Through this code-sharing agreement, these two top global carriers will offer passengers seamless connection from 74 destinations in Latin America and the Caribbean, including Guyana, four times a week to 226 international destinations in Europe, Africa, the Middle and Far East and Australia on the Turkish Airlines network.

Turkish Airlines (THY), a state owned company, operates 337 aircraft and has been chosen as Europe’s best airline for the past six years by Skytrax survey.

A codeshare agreement allows two or more airlines to list certain flights in a reservation system under each other’s names. This means, for example, a businessman from Beijing or Dubai can reach Guyana via Istanbul and Panama City, and luggage check to the final destination seamlessly, subject to government approvals.

In 2018, Turkey will open one of the iconic airports in the world that will rival those in Doha, Abu Dhabi, Dubai, and Singapore, with six runways, capable of handling 200 million passengers. This project will cost the Turkish government about US$7 billion. It will replace the Ataturk Istanbul Airport, which still offers passengers many comforts, easy and frequent connections via Istanbul.
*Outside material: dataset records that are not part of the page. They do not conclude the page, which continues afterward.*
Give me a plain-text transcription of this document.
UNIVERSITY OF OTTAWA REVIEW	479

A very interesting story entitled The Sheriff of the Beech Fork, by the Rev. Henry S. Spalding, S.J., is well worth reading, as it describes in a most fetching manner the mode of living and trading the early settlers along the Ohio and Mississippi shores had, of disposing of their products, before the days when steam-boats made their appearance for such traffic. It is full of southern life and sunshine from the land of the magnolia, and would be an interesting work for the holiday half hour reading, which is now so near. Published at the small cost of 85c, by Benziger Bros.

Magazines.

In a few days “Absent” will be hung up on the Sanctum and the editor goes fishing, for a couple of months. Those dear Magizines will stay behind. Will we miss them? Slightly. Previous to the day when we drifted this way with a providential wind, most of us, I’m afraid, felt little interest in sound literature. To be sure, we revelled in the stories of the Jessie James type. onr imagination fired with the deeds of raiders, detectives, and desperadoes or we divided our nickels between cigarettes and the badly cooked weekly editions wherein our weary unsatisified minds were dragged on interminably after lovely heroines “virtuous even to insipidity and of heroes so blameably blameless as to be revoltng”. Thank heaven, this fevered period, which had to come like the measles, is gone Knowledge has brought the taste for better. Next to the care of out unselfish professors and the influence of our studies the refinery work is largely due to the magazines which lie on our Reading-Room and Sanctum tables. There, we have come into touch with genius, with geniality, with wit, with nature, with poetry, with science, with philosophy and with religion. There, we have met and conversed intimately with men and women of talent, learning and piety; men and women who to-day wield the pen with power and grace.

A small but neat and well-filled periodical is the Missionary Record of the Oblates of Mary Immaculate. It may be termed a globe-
Guyana on the other hand, by the end of 2017, will finally complete the modernization and expansion of its Cheddi Jagan International Airport after many delays and setbacks. More significantly, since the discovery of major oil reserves off the shores of Guyana, its aviation and tourism industries are poised to grow if there is sound planning and transparency.

Guyana can easily surpass Trinidad and Tobago in becoming a hub between North and South America, the Caribbean and Africa if its oil wealth doesn’t end up in the pockets of corrupt officials and their families. Since independence in 1966, Guyana has been plagued by corruption and ethnic politics.

The modernization and expansion of the Cheddi Jagan Airport will cost the government of Guyana about US200 million; however, the current government is yet to bring a reputable airline to Guyana. This is due to the lack of a bold and ambitious growth plan for CJIA. Making it more challenging for the government is the fact that Guyana is a small and insignificant market, with poor aviation and transportation infrastructure. But the government is trying to address the issue.

To grow CJIA, aviation experts recommend that Guyana revive a national airline or give generous terms to an international company with the finance and expertise to station some planes at CJIA.

The only global carrier that serves Guyana is Copa Airlines. Trinidad and Tobago’s Caribbean Airlines (CAL) has served Guyana for more than 60 years. However, Guyana has found it hard to attract reputable international airlines. For the past ten years, there have been efforts to bring JetBlue to Guyana but that is not progressing. More recently, two small and unknown companies, Flyallways and Easy Sky, have experienced difficulties.

The Guyana Civil Aviation Authority hopes that Easy Sky will remedy several safety issues before it is given the go ahead to resume regular flights to and from Guyana.